Americans harbor an intense love for the Stars and Stripes.
It’s a common sight to see the American flag not only flying at many businesses but also at sporting events and outside people’s homes. The flag is on T-shirts, hats, and even bikinis (which were designed in France, by the way). For the United States, the flag stands as a symbol of patriotism and acts as a popular motif.
Here in France, I see the French flag outside of government buildings (namely city hall). I also saw it during an Armistice Day ceremony to honor military forces. But I don’t usually see it anywhere else. No one wears T-shirts with the French flag.

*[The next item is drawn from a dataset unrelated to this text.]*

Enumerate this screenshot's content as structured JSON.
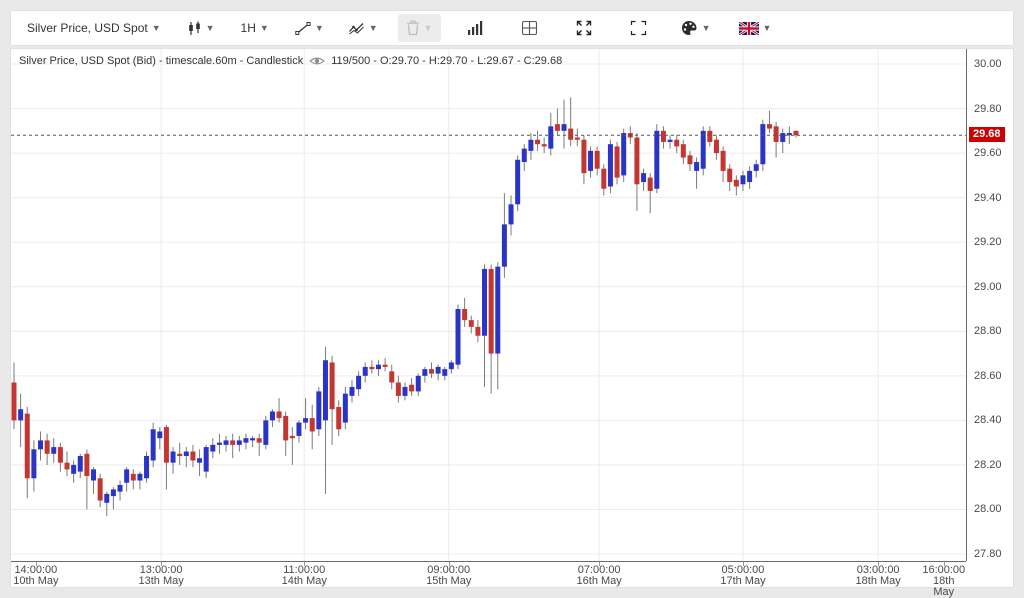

I asked some of my French coworkers about the protocol for flying the flag. They said displaying it outside one’s home makes a statement, and not a patriotic one like in America. If a French home flies the country’s flag, it signifies that the household supports the National Front, an anti-immigration political party in France.
It’s strange that displaying a country’s official flag in that very country can be controversial. I never even realized that Americans have such a fervor for their flag until a few weeks after living here. This week, I taught some of my classes the national anthem of the United States, playing a rendition by Whitney Houston at the Super Bowl in 1991. I started seeing the video clip how my French students must see it.
There are so many flags being waved.
Wow, there’s one flag as big as this classroom.
That’s weird. Someone in the crowd is holding up a sign that reads “God Bless America.”
Americans have a great love for the flag, and they don’t reserve it just for Independence Day. But I wonder if the flag’s power is cheapened because of its overuse in bikinis, underwear, and other places where you probably don’t want to see your national flag.